Church-Turing Thesis

The Church-Turing thesis is a foundational concept in the philosophy of computer science and theoretical computer science. It posits that any function which can be effectively calculated by a human using an algorithm can also be computed by a Turing machine, a theoretical device that serves as a model of computation.

Historical Background

The thesis is named after two prominent figures in mathematics and logic: Alonzo Church and Alan Turing. In the early 20th century, before a precise definition of computable functions existed, mathematicians used the term "effectively calculable" for functions computable by paper-and-pencil methods.

Church, along with his student Stephen Kleene, and Turing independently developed formal definitions of computable functions.

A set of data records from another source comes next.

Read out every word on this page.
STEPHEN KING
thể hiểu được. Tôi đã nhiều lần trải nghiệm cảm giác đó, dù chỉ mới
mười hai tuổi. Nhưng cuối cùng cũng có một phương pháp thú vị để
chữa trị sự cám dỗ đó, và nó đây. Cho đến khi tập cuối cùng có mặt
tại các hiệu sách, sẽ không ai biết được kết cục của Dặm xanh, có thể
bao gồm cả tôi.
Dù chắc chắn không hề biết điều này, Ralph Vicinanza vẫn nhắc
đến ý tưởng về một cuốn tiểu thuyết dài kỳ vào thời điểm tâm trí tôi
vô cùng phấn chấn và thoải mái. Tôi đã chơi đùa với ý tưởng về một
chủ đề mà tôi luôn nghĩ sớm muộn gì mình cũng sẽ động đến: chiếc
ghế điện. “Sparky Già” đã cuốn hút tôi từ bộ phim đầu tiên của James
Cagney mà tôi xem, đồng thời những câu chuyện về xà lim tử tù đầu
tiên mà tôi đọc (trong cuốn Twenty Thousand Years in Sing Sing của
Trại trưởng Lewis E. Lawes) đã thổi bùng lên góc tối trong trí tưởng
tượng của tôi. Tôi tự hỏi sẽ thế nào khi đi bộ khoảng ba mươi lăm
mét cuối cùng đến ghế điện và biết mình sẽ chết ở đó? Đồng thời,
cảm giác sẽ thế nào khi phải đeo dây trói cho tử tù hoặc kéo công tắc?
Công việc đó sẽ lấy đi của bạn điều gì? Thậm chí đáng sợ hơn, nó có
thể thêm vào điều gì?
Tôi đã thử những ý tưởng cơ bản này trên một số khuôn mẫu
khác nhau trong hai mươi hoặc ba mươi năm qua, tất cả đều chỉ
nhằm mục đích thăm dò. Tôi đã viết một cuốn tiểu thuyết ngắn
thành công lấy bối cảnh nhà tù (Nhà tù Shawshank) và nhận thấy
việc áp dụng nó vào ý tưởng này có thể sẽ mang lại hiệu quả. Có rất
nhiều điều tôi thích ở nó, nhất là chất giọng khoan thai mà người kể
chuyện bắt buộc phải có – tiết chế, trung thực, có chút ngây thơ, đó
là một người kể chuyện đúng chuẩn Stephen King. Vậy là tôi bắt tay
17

They showed that the classes of functions they defined were equivalent:

  • Lambda Calculus: Developed by Church, this formal system uses function abstraction and application to define computability.
  • Turing Machines: Proposed by Turing as an abstract machine that manipulates symbols on a strip of tape according to a table of rules to simulate the logic of any computer algorithm.
  • General Recursive Functions: Defined by Kurt Gödel and further refined by Kleene, these are functions defined using basic functions and operators.

These equivalences led to the belief that the concept of computability was accurately characterized by these three equivalent processes.

Variations and Implications

Several variations of the Church-Turing thesis have emerged over time:

  • Physical Church-Turing Thesis: This variation extends the thesis to claim that any function that can be physically realized in our universe is computable by a Turing machine.

  • Church-Turing Thesis (Complexity Theory): This concerns what can be efficiently computed, linking the concepts of computability and computational complexity.

  • Church-Turing-Deutsch Principle: Formulated by physicist David Deutsch, this principle connects the thesis with quantum physics, suggesting that a universal quantum computer can simulate any physical system.

Related Concepts

  • Hypercomputation: This refers to theoretical models of computation that can compute functions beyond what is possible with a Turing machine, thus challenging the Church-Turing thesis.

  • Turing Completeness: A system of data-manipulation rules (such as a computer's instruction set, a programming language, or a cellular automaton) is said to be Turing complete if it can be used to simulate any Turing machine.

  • Busy Beaver: A function that represents the maximum number of steps a Turing machine can take before halting, related to the limits of computability and the physical Church-Turing thesis.

The Church-Turing thesis continues to be a central topic in discussions about the nature of computation and the limits of what can be achieved with algorithms and mechanical processes. Its implications extend beyond theoretical computer science, influencing areas such as cognitive science, artificial intelligence, and the philosophy of mind.